O Sindicato dos médicos ajuizou ação de reparação por danos morais, alegando que “extrapola o direito à liberdade de expressão quem critica com intenção de ofensa, pelo nítido caráter pejorativo”. O juiz de primeiro grau condenou o escritor ao ressarcimento dos danos e a 10ª Câmara Cível do TJRS manteve a essência de sentença que condenou o crítico literário a pagar R$ 8 mil ao Sindicato Médico do RS (Simers), a título de reparação por danos morais. O acórdão expungiu parte da sentença que determinou que o crítico se retratasse no próprio jornal e com igual destaque.
Quanto a esta última parte, o relator define ser “descabida a compulsoriedade da retratação imposta ao demandado, porque determinar a manifestação pública sobre assunto contrário à sua convicção, tão somente para atender a ordem judicial, viola o exercício da sua liberdade, pois representaria opinião ficta”.
PADRE/ADVOGADO CONDENADO
Aqui o caso é outro: um Padre, que também é advogado, queria ser médico e não deu certo. Por isso pagará indenização de R$ 132 mil por impedir interrupção de gravidez. Ao saber que o feto não sobreviveria ao parto, os pais, residentes na cidade de Morrinhos, a 128 quilômetros de Goiânia, haviam buscado – e conseguido – autorização judicial para interromper a gravidez. Durante a internação hospitalar, a gestante (já, então, tomando medicação para induzir o parto), foi surpreendida com a decisão do Tribunal de Justiça de Goiás, que atendeu ao pedido do padre e determinou a interrupção do procedimento. No habeas corpus impetrado em favor do feto, o padre afirmou que “os pais iriam praticar um homicídio”. Detalhe: o padre é também advogado e, na sua defesa atuou em causa própria, acompanhado por dois colegas.
A grávida, com dilatação já iniciada, teve que voltar para casa. Nos oitos dias que se seguiram, assistida só pelo marido, ela padeceu até a hora do parto, quando retornou ao hospital. O feto morreu logo após o nascimento. Semanas depois, o casal ajuizou uma ação por danos morais contra o padre, não obtendo sucesso na Justiça de Goiás. Então, marido e mulher recorreram ao STJ.
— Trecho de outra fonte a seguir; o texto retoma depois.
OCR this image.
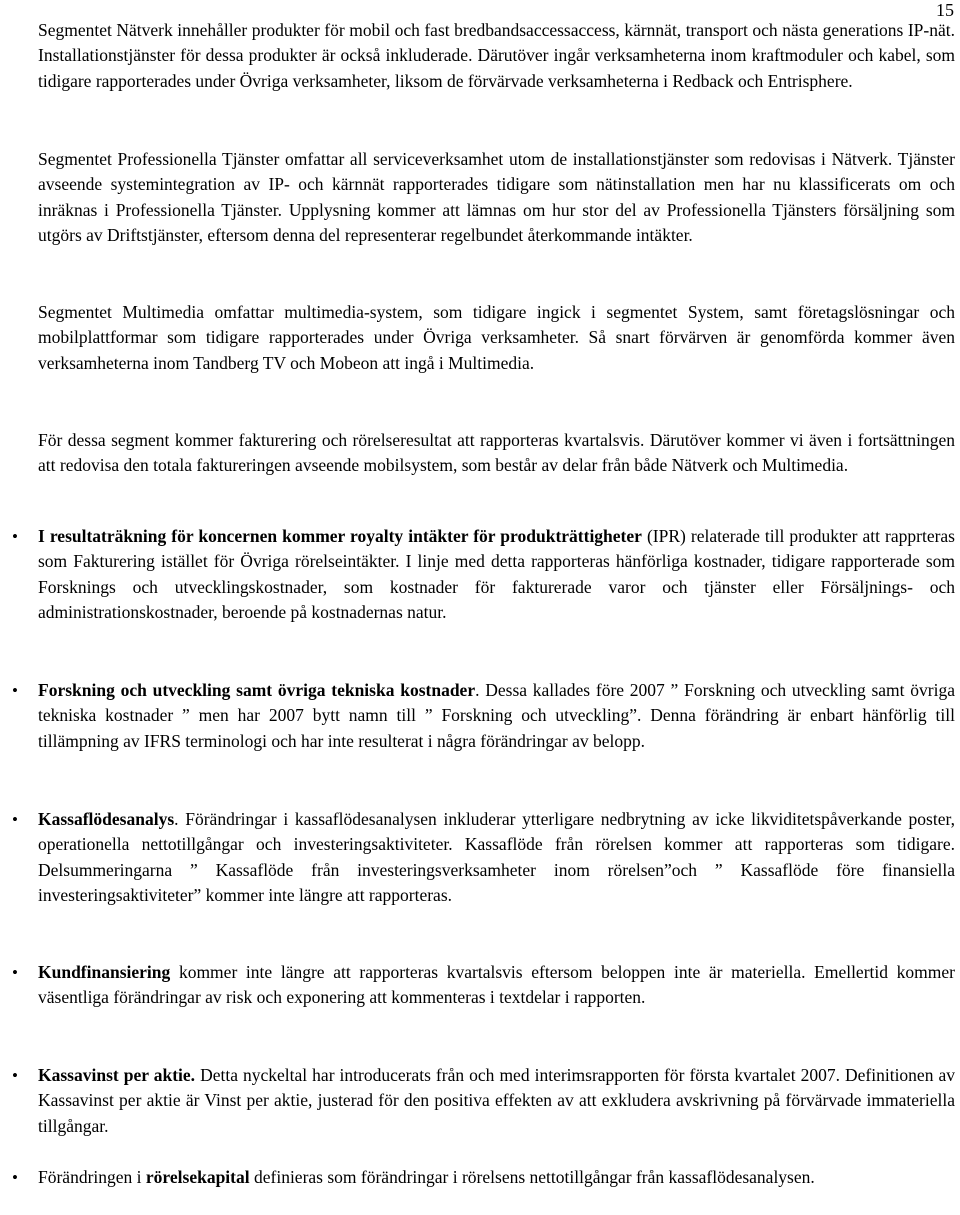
15

Segmentet Nätverk innehåller produkter för mobil och fast bredbandsaccessaccess, kärnnät, transport och nästa generations IP-nät. Installationstjänster för dessa produkter är också inkluderade. Därutöver ingår verksamheterna inom kraftmoduler och kabel, som tidigare rapporterades under Övriga verksamheter, liksom de förvärvade verksamheterna i Redback och Entrisphere.

Segmentet Professionella Tjänster omfattar all serviceverksamhet utom de installationstjänster som redovisas i Nätverk. Tjänster avseende systemintegration av IP- och kärnnät rapporterades tidigare som nätinstallation men har nu klassificerats om och inräknas i Professionella Tjänster. Upplysning kommer att lämnas om hur stor del av Professionella Tjänsters försäljning som utgörs av Driftstjänster, eftersom denna del representerar regelbundet återkommande intäkter.

Segmentet Multimedia omfattar multimedia-system, som tidigare ingick i segmentet System, samt företagslösningar och mobilplattformar som tidigare rapporterades under Övriga verksamheter. Så snart förvärven är genomförda kommer även verksamheterna inom Tandberg TV och Mobeon att ingå i Multimedia.

För dessa segment kommer fakturering och rörelseresultat att rapporteras kvartalsvis. Därutöver kommer vi även i fortsättningen att redovisa den totala faktureringen avseende mobilsystem, som består av delar från både Nätverk och Multimedia.

• I resultaträkning för koncernen kommer royalty intäkter för produkträttigheter (IPR) relaterade till produkter att rapprteras som Fakturering istället för Övriga rörelseintäkter. I linje med detta rapporteras hänförliga kostnader, tidigare rapporterade som Forsknings och utvecklingskostnader, som kostnader för fakturerade varor och tjänster eller Försäljnings- och administrationskostnader, beroende på kostnadernas natur.
• Forskning och utveckling samt övriga tekniska kostnader. Dessa kallades före 2007 ” Forskning och utveckling samt övriga tekniska kostnader ” men har 2007 bytt namn till ” Forskning och utveckling”. Denna förändring är enbart hänförlig till tillämpning av IFRS terminologi och har inte resulterat i några förändringar av belopp.
• Kassaflödesanalys. Förändringar i kassaflödesanalysen inkluderar ytterligare nedbrytning av icke likviditetspåverkande poster, operationella nettotillgångar och investeringsaktiviteter. Kassaflöde från rörelsen kommer att rapporteras som tidigare. Delsummeringarna ” Kassaflöde från investeringsverksamheter inom rörelsen”och ” Kassaflöde före finansiella investeringsaktiviteter” kommer inte längre att rapporteras.
• Kundfinansiering kommer inte längre att rapporteras kvartalsvis eftersom beloppen inte är materiella. Emellertid kommer väsentliga förändringar av risk och exponering att kommenteras i textdelar i rapporten.
• Kassavinst per aktie. Detta nyckeltal har introducerats från och med interimsrapporten för första kvartalet 2007. Definitionen av Kassavinst per aktie är Vinst per aktie, justerad för den positiva effekten av att exkludera avskrivning på förvärvade immateriella tillgångar.
• Förändringen i rörelsekapital definieras som förändringar i rörelsens nettotillgångar från kassaflödesanalysen.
Em decisão unânime, a 3ª Turma do STJ condenou o reverendo a pagar reparação por danos morais no valor de R$ 60 mil (valor nominal) por haver impedido uma interrupção de gestação que já tinha sido autorizada pela Justiça. A ministra Nancy Andrighi, da 3ª Turma do STJ, entendeu que o padre abusou do direito de ação e violou direitos da gestante e de seu marido, provocando-lhes sofrimento inútil. Em seu voto, a ministra Nancy Andrighi classificou de “aterrorizante” a sequência de eventos sofridos pelo casal. Seu voto afirma que “esse exaustivo trabalho de parto, com todas as dores que lhe são inerentes, dão o tom, em cores fortíssimas, do intenso dano moral suportado, tanto pela recorrente como pelo marido”.
A relatora avaliou que o padre agiu “temerariamente” quando pediu a suspensão do procedimento médico de interrupção da gravidez, que já estava em curso, e impôs “sofrimento inócuo aos pais, notadamente à mãe”. De acordo com a ministra, o padre “buscou a tutela estatal para defender suas particulares ideias sobre a interrupção da gestação” e, com sua atitude, “agrediu os direitos inatos da mãe e do pai”, que contavam com a garantia legal de interromper a gestação.
RESPONSABILIDADE DO ESTADO
O acórdão rechaçou ainda a tese da contestação de que a responsabilidade não seria do padre – que apenas requereu o habeas corpus – mas, sim, do Estado, pois foi a Justiça que efetivamente proibiu a interrupção da gestação. Segundo o julgado do STJ, “a busca do Poder Judiciário por uma tutela de urgência traz, para aquele que a maneja, o ônus da responsabilidade pelos danos que porventura a concessão do pleito venha a produzir, mormente quando ocorre hipótese de abuso de direito”.